Do not delay discussion of and referral to palliative care for a patient with serious illness just because they are pursuing disease-directed treatment.
Palliative care provides an added layer of support to patients with life-limiting disease and their families. Symptomatic patients can benefit regardless of their diagnosis, prognosis or disease treatment regimen. Studies show that integrating palliative care with disease-modifying therapies improves pain and symptom control, as well as patient quality of life and family satisfaction. Early access to palliative care has been shown to reduce aggressive therapies at the end of life, prolong life in certain patient populations, and significantly reduce hospital costs.
- Greer JA, Pirl WF, Jackson VA, et al. Effect of early palliative care on chemotherapy use and end-of-life care in patients with metastatic non-small-cell lung cancer. Journal of Clin Oncology 2012;30(4):394-400.
- Temel JS, Greer JA, Muzikansky A, et al. Early palliative care for patients with metastatic non-small-cell lung cancer. New England Journal of Medicine 2010;363(8):733-42.
- Bakitas M, Lyons KD, Hegel MT, et al. Effects of a palliative care intervention on clinical outcomes in patients with advanced cancer: the Project ENABLE II randomized controlled trial. JAMA 2009;302(7):741-9.

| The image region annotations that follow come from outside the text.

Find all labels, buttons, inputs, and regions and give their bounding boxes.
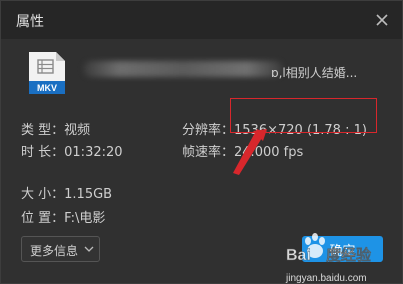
title-bar: 属性: [1, 1, 402, 39]
file-name: ɒ,ⅼ相别人结婚...: [271, 66, 358, 80]
location-label: 位 置：: [21, 211, 65, 226]
duration-value: 01:32:20: [64, 145, 123, 160]
type-label: 类 型：: [21, 123, 65, 138]
size-row: 大 小：1.15GB: [21, 183, 112, 202]
framerate-label: 帧速率：: [182, 145, 235, 160]
more-info-label: 更多信息: [30, 244, 79, 258]
mkv-badge-label: MKV: [37, 83, 57, 93]
location-value: F:\电影: [64, 211, 106, 226]
svg-text:jingyan.baidu.com: jingyan.baidu.com: [285, 273, 367, 284]
chevron-down-icon: [84, 246, 94, 252]
location-row: 位 置：F:\电影: [21, 207, 105, 226]
annotation-arrow-icon: [233, 129, 267, 175]
confirm-button[interactable]: 确定: [302, 236, 383, 262]
close-icon[interactable]: [371, 9, 393, 31]
size-value: 1.15GB: [64, 187, 113, 202]
dialog-title: 属性: [16, 14, 44, 30]
resolution-highlight-box: [230, 98, 377, 133]
type-row: 类 型：视频: [21, 119, 90, 138]
size-label: 大 小：: [21, 187, 65, 202]
video-file-icon: MKV: [27, 51, 67, 95]
more-info-button[interactable]: 更多信息: [21, 236, 100, 262]
confirm-label: 确定: [329, 244, 356, 259]
resolution-label: 分辨率：: [182, 123, 235, 138]
properties-dialog: 属性 MKV ɒ,ⅼ相别人结婚... 类 型：视频 时 长：01:32:20 分…: [0, 0, 403, 284]
duration-row: 时 长：01:32:20: [21, 141, 123, 160]
type-value: 视频: [64, 123, 91, 138]
duration-label: 时 长：: [21, 145, 65, 160]
file-name-blurred: [83, 61, 283, 77]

- Gade G, Venohr I, Conner D, et al. Impact of an inpatient palliative care team: a randomized control trial. Journal of Palliative Medicine 2008;11(2):180-90.
- Morrison RS, Penrod JD, Cassel JB, et al. Cost savings associated with US hospital palliative care consultation programs. Arch Intern Med 2008;168(16):1783-90.
Fellows from the Australian and New Zealand Society of Palliative Medicine and Australasian Chapter of Palliative Medicine (ANZSPM/AChPM) convened a working group to produce an EVOLVE list for palliative medicine. The Royal Australasian College of Physicians (RACP) assisted this working group in compiling a list of 15 clinical practices in palliative medicine which may be overused, inappropriate or of limited effectiveness in a given clinical context based on a desktop review of similar work done overseas.
This list was then sent out to all ANZSPM and AChPM members, seeking feedback on whether the items fully captured the concerns of clinicians in an Australasian palliative medicine context and if not, whether any items should be omitted and/or new items added. 40 responses to this email were received. Based on these, 3 items were removed leaving a shortlist of 12. An online survey was then sent to all ANZSPM and AChPM members asking respondents to rate each item against three criteria from 1 (lowest) to 5 (highest), and to nominate any additional practices worthy of consideration.
The criteria used to rate the practices were strength of evidence, significance in palliative care and whether palliative care physicians could make a difference in influencing the incidence of the practice in question. Based on the 114 responses to this survey, the top 5 were selected.
- 1 Do not delay discussion of and referral to palliative care for a patient with serious illness just because they are pursuing disease-directed treatment.
- 2 Limit routine use of antipsychotic drugs to manage symptoms of delirium.
- 3 Do not use oxygen therapy to treat non-hypoxic dyspnoea.
- 4 Target referrals to bereavement services for family and caregivers of patients in palliative care settings to those experiencing more complicated forms of grief rather than as a routine practice.
- 5 To avoid adverse medication interactions and adverse drug events in cases of polypharmacy, do not prescribe medication without conducting a drug regime review.